塾で受験対策の授業をしていると,受験は点取りゲームだなということをつくづく実感する。時間内にいかに多くの点をたたき出すか,に焦点を当て,それにコミットすることが受験においては何よりも大切であって,こだわりやプライド,強すぎる感情,好奇心などがあると点を稼ぐことは難しくなる。生徒の成績を上げること,希望の学校に進学させることが私たちの塾の目的であり,生徒も親も望んでいることなので,私は目的に沿うことをしているわけだが,同時に少しだけ違和感も感じている。
私が担当している塾の中学生たちは先月から,入試や模試の過去問を解きまくるフェーズに入っている。入試問題の形式は,公立高校においてもそれぞれの私立高校においても毎年大きく変わっていないので,過去問をやればやるだけ生徒たちは問題形式に慣れていく。問題形式に慣れるということは点を稼ぐためにはしておいて損のないことだ。もちろん本番の入試ではどんな問題が出されるか分からないが,入試問題を作ることは労力も時間もかかること,教育内容が前年とそれほど変化していないことを踏まえれば,問題形式が大幅に変わることは考えにくい。よって,本番の際,これまで何度も練習してきたように解き進めていけばいいので,問題形式に慣れていれば心の余裕が少しは生まれてくるであろう。

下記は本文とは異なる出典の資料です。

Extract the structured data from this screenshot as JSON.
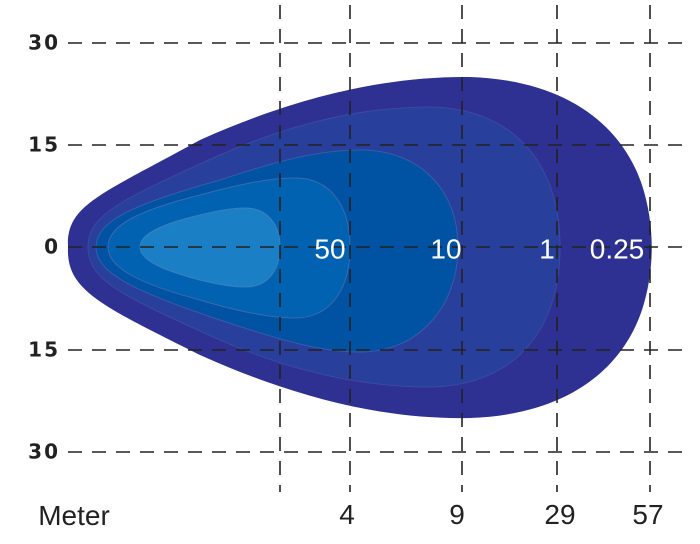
{
  "y_axis": {
    "labels": [
      "30",
      "15",
      "0",
      "15",
      "30"
    ]
  },
  "x_axis": {
    "title": "Meter",
    "labels": [
      "4",
      "9",
      "29",
      "57"
    ]
  },
  "contours": [
    {
      "label": "50"
    },
    {
      "label": "10"
    },
    {
      "label": "1"
    },
    {
      "label": "0.25"
    }
  ]
}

そんな中,過去問をたくさん解いてきた要領のよい生徒たちにある傾向がみられるようになってきた。英作文の解答で頻発しているのだが,生徒たちは点をとるための文章しか書かなくなった。例えば英作文の問題では,与えられたテーマについて3文程度で書くことが求められる。テーマに沿っていれば,基本的には何を書いてもよい。最初のころはそれぞれのテーマについて考えて書いていた様子が見られたが,今は型にはまった文章であり,1つ1つの文もこれまでに書いた文の中の正しい文の使い回しが多く,I like ○○.といった簡単な文のみでおさまっている。杓子定規な解答も多い。解答に書かれていることについて質問してみると,実際はそう思っていないけど,とりあえず点がとれる解答を,というのがほとんどだ。

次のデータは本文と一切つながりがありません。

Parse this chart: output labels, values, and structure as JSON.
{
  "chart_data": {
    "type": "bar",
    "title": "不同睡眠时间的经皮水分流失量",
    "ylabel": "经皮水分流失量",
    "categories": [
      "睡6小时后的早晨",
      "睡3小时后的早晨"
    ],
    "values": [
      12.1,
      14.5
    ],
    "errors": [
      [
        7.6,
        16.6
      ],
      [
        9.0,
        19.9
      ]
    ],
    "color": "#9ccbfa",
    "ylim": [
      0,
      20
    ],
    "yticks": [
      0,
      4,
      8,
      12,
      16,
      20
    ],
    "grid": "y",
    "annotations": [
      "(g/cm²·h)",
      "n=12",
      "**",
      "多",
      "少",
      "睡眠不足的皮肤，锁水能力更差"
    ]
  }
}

減点法での採点ゆえ,英作文で得点を上げるには,自分が分かっている表現のみでシンプルな文を作ることがコツである。そうすることで短時間でその問題を終わらせることもできる。だから,私もそうやって解答を作るように教えているし,であるならなおさらそういう解答が出てくるのは当然のことだ。でもやはり違和感はぬぐえない。私の個人的な気持ちとしては,生徒たちが実際に考えていることや言いたいことを英語で表現する方法を身につけてほしい。そのほうが生徒たちにとっても楽しいだろうし,将来役に立つだろう。それに,それが学ぶということだとも思う。しかし,そんな思いは受験ではお呼びでないのだ。書きたいことを自由に書いて満点になるなら何も問題はないが,生徒にそこまでの英語力はないし,それを実現するためには時間も足りない。よって,高得点だけどその人らしさの反映されない,面白みのない英作文が増産されていく。そして,自分の書きたいことを書きたいという思いが強い生徒や,要領よくできない生徒は,ささいなミスを連発して点を落としていくこととなる。個人的にはそれもなんだか切ない。

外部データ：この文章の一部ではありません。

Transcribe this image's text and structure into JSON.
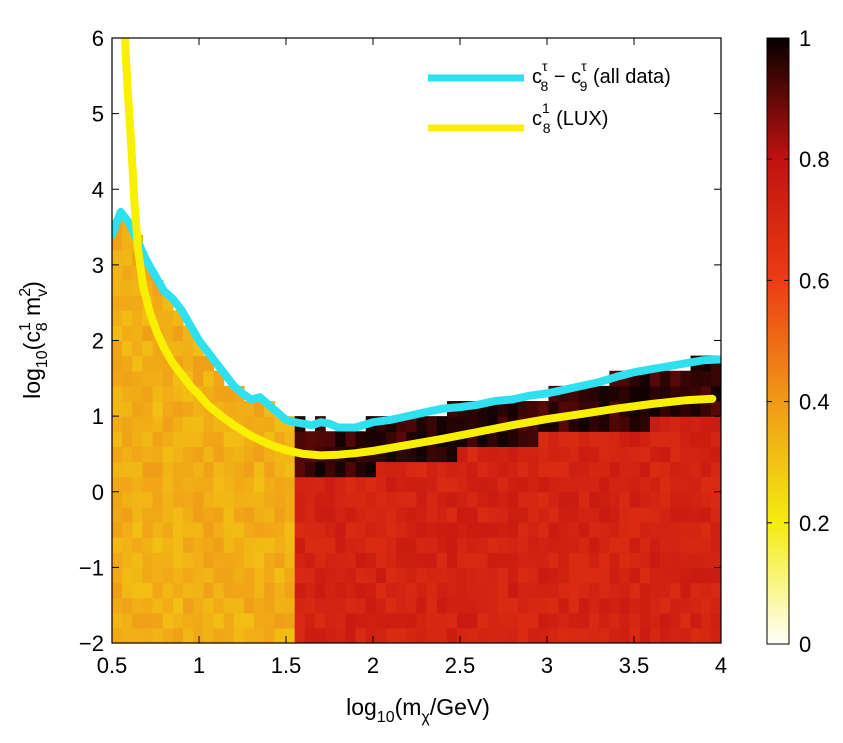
{
  "chart_data": {
    "type": "heatmap",
    "x": {
      "label_prefix": "log",
      "label_sub": "10",
      "label_main": "(m",
      "label_sub2": "χ",
      "label_suffix": "/GeV)",
      "lim": [
        0.5,
        4
      ],
      "ticks": [
        0.5,
        1,
        1.5,
        2,
        2.5,
        3,
        3.5,
        4
      ],
      "tick_labels": [
        "0.5",
        "1",
        "1.5",
        "2",
        "2.5",
        "3",
        "3.5",
        "4"
      ]
    },
    "y": {
      "label_prefix": "log",
      "label_sub": "10",
      "label_paren": "(c",
      "label_sup1": "1",
      "label_sub8": "8",
      "label_m": " m",
      "label_sup2": "2",
      "label_subv": "v",
      "label_close": ")",
      "lim": [
        -2,
        6
      ],
      "ticks": [
        -2,
        -1,
        0,
        1,
        2,
        3,
        4,
        5,
        6
      ],
      "tick_labels": [
        "−2",
        "−1",
        "0",
        "1",
        "2",
        "3",
        "4",
        "5",
        "6"
      ]
    },
    "colorbar": {
      "range": [
        0,
        1
      ],
      "ticks": [
        0,
        0.2,
        0.4,
        0.6,
        0.8,
        1
      ],
      "tick_labels": [
        "0",
        "0.2",
        "0.4",
        "0.6",
        "0.8",
        "1"
      ],
      "colormap": "hot (reversed)"
    },
    "grid": {
      "nx": 60,
      "ny": 40
    },
    "heatmap_model": {
      "low_mass_value": 0.35,
      "high_mass_value": 0.72,
      "transition_log_mass": 1.55,
      "ridge_peak_value": 1.0
    },
    "series": [
      {
        "name": "c8tau_minus_c9tau_all_data",
        "legend_main": "c",
        "legend_sup": "τ",
        "legend_sub": "8",
        "legend_mid": " − c",
        "legend_sup2": "τ",
        "legend_sub2": "9",
        "legend_tail": " (all data)",
        "color": "#2fe0f0",
        "x": [
          0.5,
          0.55,
          0.6,
          0.65,
          0.7,
          0.75,
          0.8,
          0.85,
          0.9,
          0.95,
          1.0,
          1.05,
          1.1,
          1.15,
          1.2,
          1.25,
          1.3,
          1.35,
          1.4,
          1.45,
          1.5,
          1.55,
          1.6,
          1.65,
          1.7,
          1.75,
          1.8,
          1.9,
          2.0,
          2.1,
          2.2,
          2.3,
          2.4,
          2.5,
          2.6,
          2.7,
          2.8,
          2.9,
          3.0,
          3.1,
          3.2,
          3.3,
          3.4,
          3.5,
          3.6,
          3.7,
          3.8,
          3.9,
          4.0
        ],
        "y": [
          3.4,
          3.7,
          3.55,
          3.3,
          3.05,
          2.85,
          2.65,
          2.55,
          2.4,
          2.2,
          2.0,
          1.85,
          1.7,
          1.55,
          1.4,
          1.3,
          1.22,
          1.25,
          1.15,
          1.05,
          0.95,
          0.92,
          0.9,
          0.88,
          0.92,
          0.9,
          0.85,
          0.85,
          0.92,
          0.95,
          1.0,
          1.05,
          1.1,
          1.12,
          1.15,
          1.2,
          1.22,
          1.27,
          1.3,
          1.35,
          1.4,
          1.45,
          1.52,
          1.58,
          1.62,
          1.66,
          1.7,
          1.74,
          1.75
        ]
      },
      {
        "name": "c8_1_LUX",
        "legend_main": "c",
        "legend_sup": "1",
        "legend_sub": "8",
        "legend_tail": " (LUX)",
        "color": "#f8f000",
        "x": [
          0.575,
          0.59,
          0.61,
          0.63,
          0.65,
          0.68,
          0.72,
          0.76,
          0.8,
          0.85,
          0.9,
          0.95,
          1.0,
          1.05,
          1.1,
          1.2,
          1.3,
          1.4,
          1.5,
          1.6,
          1.7,
          1.8,
          1.9,
          2.0,
          2.2,
          2.4,
          2.6,
          2.8,
          3.0,
          3.2,
          3.4,
          3.6,
          3.8,
          3.95
        ],
        "y": [
          6.0,
          5.3,
          4.6,
          3.8,
          3.2,
          2.7,
          2.35,
          2.1,
          1.9,
          1.7,
          1.55,
          1.4,
          1.28,
          1.15,
          1.05,
          0.88,
          0.74,
          0.63,
          0.55,
          0.5,
          0.48,
          0.49,
          0.51,
          0.54,
          0.62,
          0.7,
          0.79,
          0.88,
          0.96,
          1.03,
          1.1,
          1.16,
          1.21,
          1.23
        ]
      }
    ]
  }
}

とはいえ,受験には人生を左右するという面もあるわけで,そういうルールで行われている以上それに乗っかるしかない。受験で勝たなければ,生徒たちは自分が思い描く高校生活のスタートラインに立てない。私自身もそれに乗っかったから,その後の生活が開けた。なので今は点取りゲームにコミットする次第である。